The latest developer to jump on the 'I want to be popular and make a lot of money developing a roguelike' bandwagon is one Notch.
A roguelike developer's diary.
The latest developer to jump on the 'I want to be popular and make a lot of money developing a roguelike' bandwagon is one Notch.
6 comments:
Well, I can see two possible effects. The good one is obviously people stumbling across the term "Roguelike", do a search on it and some may fall in love with the genre.
On the other hand: Notch's followers might expect something completely different and get a wrong impression of the genre as Minicraft does not really have that much to do with a roguelike. And I don't know how much that will change with Minicraft 2... we'll have to see about that.
Ah well, let them. Popularity is not something the genre has in aboundance. Like kittens. And death.
i'm sure wont be buying that one after Notch couldn't deliver with Minecraft. =D better donate money to proper developers.
Sounds just like Terraria to me, but from a top-down rather than side-view perspective.

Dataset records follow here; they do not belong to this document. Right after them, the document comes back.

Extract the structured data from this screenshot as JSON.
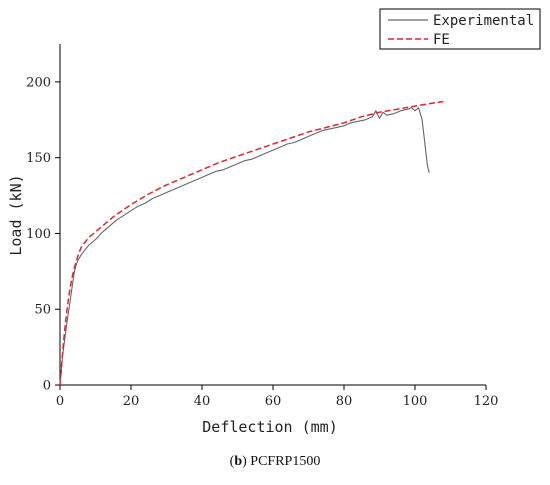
{
  "caption": {
    "panel": "b",
    "name": "PCFRP1500"
  },
  "chart_data": {
    "type": "line",
    "title": "",
    "xlabel": "Deflection (mm)",
    "ylabel": "Load (kN)",
    "xlim": [
      0,
      120
    ],
    "ylim": [
      0,
      225
    ],
    "xticks": [
      0,
      20,
      40,
      60,
      80,
      100,
      120
    ],
    "yticks": [
      0,
      50,
      100,
      150,
      200
    ],
    "grid": false,
    "legend_position": "top-right",
    "series": [
      {
        "name": "Experimental",
        "color": "#666666",
        "style": "solid",
        "x": [
          0,
          0.3,
          0.6,
          1,
          1.5,
          2,
          2.5,
          3,
          3.5,
          4,
          4.5,
          5,
          5.5,
          6,
          7,
          8,
          9,
          10,
          12,
          14,
          16,
          18,
          20,
          22,
          24,
          26,
          28,
          30,
          32,
          34,
          36,
          38,
          40,
          42,
          44,
          46,
          48,
          50,
          52,
          54,
          56,
          58,
          60,
          62,
          64,
          66,
          68,
          70,
          72,
          74,
          76,
          78,
          80,
          82,
          84,
          86,
          88,
          89,
          90,
          91,
          92,
          94,
          96,
          98,
          99,
          100,
          101,
          102,
          102.5,
          103,
          103.5,
          104
        ],
        "y": [
          0,
          8,
          16,
          24,
          33,
          42,
          50,
          58,
          66,
          74,
          79,
          82,
          84,
          86,
          89,
          92,
          94,
          96,
          101,
          105,
          109,
          112,
          115,
          118,
          120,
          123,
          125,
          127,
          129,
          131,
          133,
          135,
          137,
          139,
          141,
          142,
          144,
          146,
          148,
          149,
          151,
          153,
          155,
          157,
          159,
          160,
          162,
          164,
          166,
          168,
          169,
          170,
          171,
          173,
          174,
          175,
          177,
          181,
          176,
          180,
          178,
          179,
          181,
          182,
          183,
          181,
          183,
          175,
          165,
          155,
          145,
          140
        ]
      },
      {
        "name": "FE",
        "color": "#e3242b",
        "style": "dashed",
        "x": [
          0,
          0.5,
          1,
          1.5,
          2,
          2.5,
          3,
          3.5,
          4,
          4.5,
          5,
          5.5,
          6,
          7,
          8,
          10,
          12,
          15,
          20,
          25,
          30,
          35,
          40,
          45,
          50,
          55,
          60,
          65,
          70,
          75,
          80,
          85,
          90,
          95,
          100,
          105,
          108
        ],
        "y": [
          0,
          15,
          28,
          40,
          50,
          59,
          66,
          72,
          77,
          81,
          85,
          88,
          91,
          94,
          97,
          101,
          105,
          111,
          119,
          126,
          132,
          137,
          142,
          147,
          151,
          155,
          159,
          163,
          167,
          170,
          173,
          177,
          180,
          182,
          184,
          186,
          187
        ]
      }
    ]
  }
}
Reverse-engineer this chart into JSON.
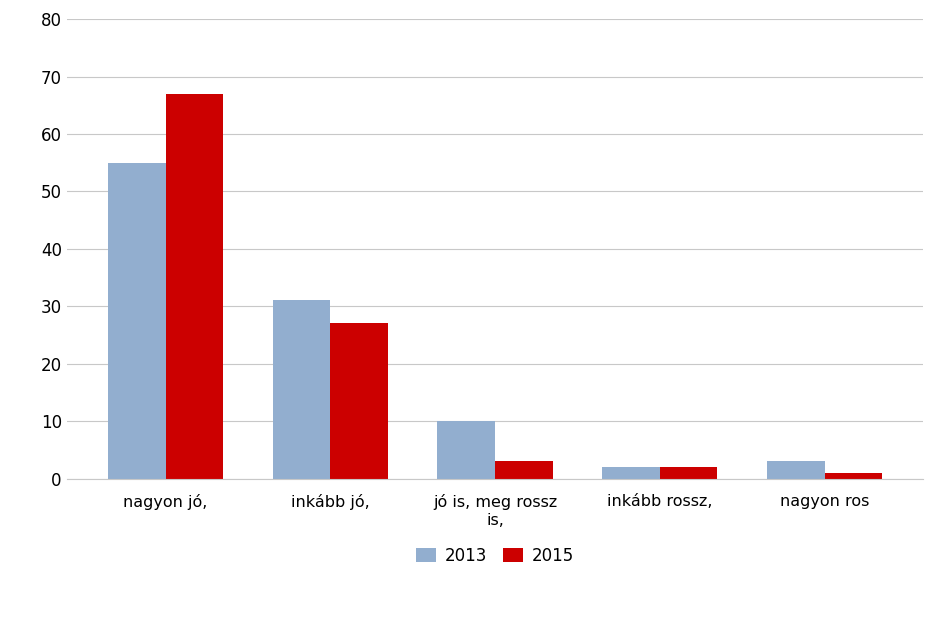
{
  "categories": [
    "nagyon jó,",
    "inkább jó,",
    "jó is, meg rossz\nis,",
    "inkább rossz,",
    "nagyon ros"
  ],
  "values_2013": [
    55,
    31,
    10,
    2,
    3
  ],
  "values_2015": [
    67,
    27,
    3,
    2,
    1
  ],
  "color_2013": "#92AECF",
  "color_2015": "#CC0000",
  "legend_labels": [
    "2013",
    "2015"
  ],
  "ylim": [
    0,
    80
  ],
  "yticks": [
    0,
    10,
    20,
    30,
    40,
    50,
    60,
    70,
    80
  ],
  "bar_width": 0.35,
  "background_color": "#FFFFFF",
  "grid_color": "#C8C8C8"
}
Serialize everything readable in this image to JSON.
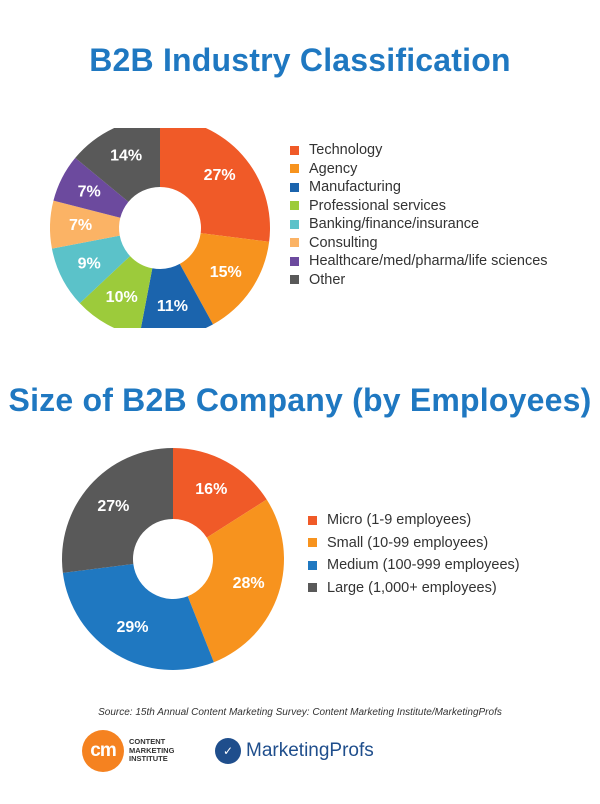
{
  "charts": {
    "industry": {
      "title": "B2B Industry Classification",
      "legend": [
        "Technology",
        "Agency",
        "Manufacturing",
        "Professional services",
        "Banking/finance/insurance",
        "Consulting",
        "Healthcare/med/pharma/life sciences",
        "Other"
      ]
    },
    "size": {
      "title": "Size of B2B Company (by Employees)",
      "legend": [
        "Micro (1-9 employees)",
        "Small (10-99 employees)",
        "Medium (100-999 employees)",
        "Large (1,000+ employees)"
      ]
    }
  },
  "chart_data": [
    {
      "type": "pie",
      "donut": true,
      "title": "B2B Industry Classification",
      "categories": [
        "Technology",
        "Agency",
        "Manufacturing",
        "Professional services",
        "Banking/finance/insurance",
        "Consulting",
        "Healthcare/med/pharma/life sciences",
        "Other"
      ],
      "values": [
        27,
        15,
        11,
        10,
        9,
        7,
        7,
        14
      ],
      "labels": [
        "27%",
        "15%",
        "11%",
        "10%",
        "9%",
        "7%",
        "7%",
        "14%"
      ],
      "colors": [
        "#f05a28",
        "#f7931e",
        "#1b64ad",
        "#9ccb3b",
        "#5bc2c9",
        "#fbb365",
        "#6c4a9e",
        "#595959"
      ],
      "legend_position": "right"
    },
    {
      "type": "pie",
      "donut": true,
      "title": "Size of B2B Company (by Employees)",
      "categories": [
        "Micro (1-9 employees)",
        "Small (10-99 employees)",
        "Medium (100-999 employees)",
        "Large (1,000+ employees)"
      ],
      "values": [
        16,
        28,
        29,
        27
      ],
      "labels": [
        "16%",
        "28%",
        "29%",
        "27%"
      ],
      "colors": [
        "#f05a28",
        "#f7931e",
        "#1f78c1",
        "#595959"
      ],
      "legend_position": "right"
    }
  ],
  "footer": {
    "source": "Source: 15th Annual Content Marketing Survey: Content Marketing Institute/MarketingProfs",
    "cmi_mark": "cm",
    "cmi_text": "CONTENT MARKETING INSTITUTE",
    "mp_text": "MarketingProfs"
  }
}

It sounds like Notch is just doing something for fun, he even said that he was doing it for no good reason. The problem is he made Minecraft and thus is expected to have talent from the gods leak from his fingers and perfect every game he will ever make from now on. If I announced that for no particular reason I was going to make a top down roguelike similar to Minecraft but a roguelike how many of you would care till I actually showed results?
Of course there is the other side of things where since he did tell an interviewer he may actually intend a lot for it. Also he is a programmer and while its a bit of a stereotype, us programmers tend to like roguelikes so it may be a stealth way to spread the term around, after all if he had used some other term instead of roguelike and I did not know what it was then a Googling I would go.
Yes, poor Notch. On one hand it's easy to hate him thoroughly thanks to all his vacations, minecraft being unfinished yet "released", donating thousands upon thousands to each humble bundle instead of hiring more people to work on his game(s).
On the other he's still an indie developer with not that many games under his belt who stumbled into the limelight.
Don't think minicraft will have any impact on the roguelike scene. People only care about minecraft, as far as Notch's works go.